I think the short answer is to use an FTP server that supports all three protocols. You probably want to avoid allowing FTP since you mentioned security as a primary concern but both the SSH2 File Transfer Protocol (SFTP) and FTP over TLS/SSL (FTPS) are considered secure file transfer protocols.
SFTP is definitely the favorite these days because of its robust security model and easier setup than traditional FTP and FTPS. SFTP is also considerably more firewall friendly than FTP because it only requires one port to establish a connection and carry out file operations.
FTP and FTPS require multiple ports (one port to issue commands and a separate port for each and every directory listing or file transfer) to accomplish the same thing that SFTP can do with one port. The requirement to setup forwarding for large numbers of ports can be a problem in many environments and can make troubleshooting problems very difficult. However, FTP and FTPS have been around a lot longer than SFTP and there are still lots of devices and clients that only support FTPS.

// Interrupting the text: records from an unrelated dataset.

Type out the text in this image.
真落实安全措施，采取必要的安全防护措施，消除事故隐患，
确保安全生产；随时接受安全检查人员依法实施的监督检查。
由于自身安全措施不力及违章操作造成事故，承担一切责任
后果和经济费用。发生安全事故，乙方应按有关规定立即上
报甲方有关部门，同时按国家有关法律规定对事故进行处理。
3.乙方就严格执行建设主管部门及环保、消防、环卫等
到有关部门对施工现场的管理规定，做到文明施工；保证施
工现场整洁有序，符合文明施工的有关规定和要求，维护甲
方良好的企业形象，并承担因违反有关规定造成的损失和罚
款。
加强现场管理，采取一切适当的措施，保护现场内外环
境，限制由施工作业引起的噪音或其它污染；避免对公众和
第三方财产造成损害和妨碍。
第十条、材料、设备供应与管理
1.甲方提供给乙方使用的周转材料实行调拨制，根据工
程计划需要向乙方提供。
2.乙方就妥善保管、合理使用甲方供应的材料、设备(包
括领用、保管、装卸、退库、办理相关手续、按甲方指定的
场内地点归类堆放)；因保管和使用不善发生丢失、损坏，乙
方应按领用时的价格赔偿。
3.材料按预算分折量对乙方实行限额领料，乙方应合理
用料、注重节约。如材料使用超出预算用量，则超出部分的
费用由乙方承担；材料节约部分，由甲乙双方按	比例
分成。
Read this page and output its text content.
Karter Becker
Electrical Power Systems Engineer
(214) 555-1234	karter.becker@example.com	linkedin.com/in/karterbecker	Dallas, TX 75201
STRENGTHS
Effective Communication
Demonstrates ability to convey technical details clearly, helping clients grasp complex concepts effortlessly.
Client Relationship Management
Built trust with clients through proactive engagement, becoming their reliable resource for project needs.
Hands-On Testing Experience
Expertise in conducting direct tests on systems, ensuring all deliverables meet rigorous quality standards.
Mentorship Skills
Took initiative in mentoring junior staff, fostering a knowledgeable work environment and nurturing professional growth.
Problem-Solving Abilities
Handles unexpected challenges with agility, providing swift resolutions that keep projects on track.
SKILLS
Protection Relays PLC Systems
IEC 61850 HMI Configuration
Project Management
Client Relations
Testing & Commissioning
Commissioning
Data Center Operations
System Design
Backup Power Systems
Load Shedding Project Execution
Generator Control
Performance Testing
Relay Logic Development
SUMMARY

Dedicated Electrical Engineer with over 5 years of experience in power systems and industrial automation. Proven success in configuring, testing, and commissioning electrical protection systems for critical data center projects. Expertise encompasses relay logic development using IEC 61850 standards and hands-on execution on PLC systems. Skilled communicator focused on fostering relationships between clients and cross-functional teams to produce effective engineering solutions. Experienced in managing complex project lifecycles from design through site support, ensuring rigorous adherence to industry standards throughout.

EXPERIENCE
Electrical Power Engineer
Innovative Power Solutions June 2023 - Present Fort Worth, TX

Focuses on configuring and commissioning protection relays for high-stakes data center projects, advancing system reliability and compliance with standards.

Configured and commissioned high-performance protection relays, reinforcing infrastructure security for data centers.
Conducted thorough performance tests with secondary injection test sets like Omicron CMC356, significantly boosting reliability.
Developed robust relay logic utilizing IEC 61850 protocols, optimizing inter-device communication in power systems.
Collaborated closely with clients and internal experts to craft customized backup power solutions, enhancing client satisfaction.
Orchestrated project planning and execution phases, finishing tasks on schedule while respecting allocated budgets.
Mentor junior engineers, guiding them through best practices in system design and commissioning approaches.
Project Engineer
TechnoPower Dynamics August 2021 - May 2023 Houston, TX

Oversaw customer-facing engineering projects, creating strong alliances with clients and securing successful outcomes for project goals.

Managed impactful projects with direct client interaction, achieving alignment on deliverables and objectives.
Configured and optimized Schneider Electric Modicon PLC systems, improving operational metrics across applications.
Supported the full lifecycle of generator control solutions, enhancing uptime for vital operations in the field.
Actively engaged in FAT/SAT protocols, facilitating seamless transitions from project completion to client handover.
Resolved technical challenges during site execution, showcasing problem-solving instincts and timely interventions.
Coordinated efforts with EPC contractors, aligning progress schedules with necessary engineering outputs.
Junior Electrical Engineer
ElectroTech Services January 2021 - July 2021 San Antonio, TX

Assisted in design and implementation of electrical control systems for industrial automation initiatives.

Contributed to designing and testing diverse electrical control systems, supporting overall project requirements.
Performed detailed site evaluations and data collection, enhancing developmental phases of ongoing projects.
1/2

In terms of security, both the SFTP and FTPS protocols are considered secure. The requirement to open up multiple ports with FTPS can be viewed as a security concern but there is nothing inherently more secure about the SFTP protocol over the FTPS protocol.
The only real advantage I would give FTPS over SFTP would be performance. SFTP runs over a considerably more robust and generic protocol than FTPS and that robustness imparts a significant performance impact. There is simply a lot more overhead involved in SFTP because it is running over the SSH2 protocol and because SFTP implements its own handshaking mechanism. If you want the highest transfer speeds possible you want FTPS.
To sum all of this up, try to support all 3. Most modern FTP servers already have support for FTP, FTPS, and SFTP.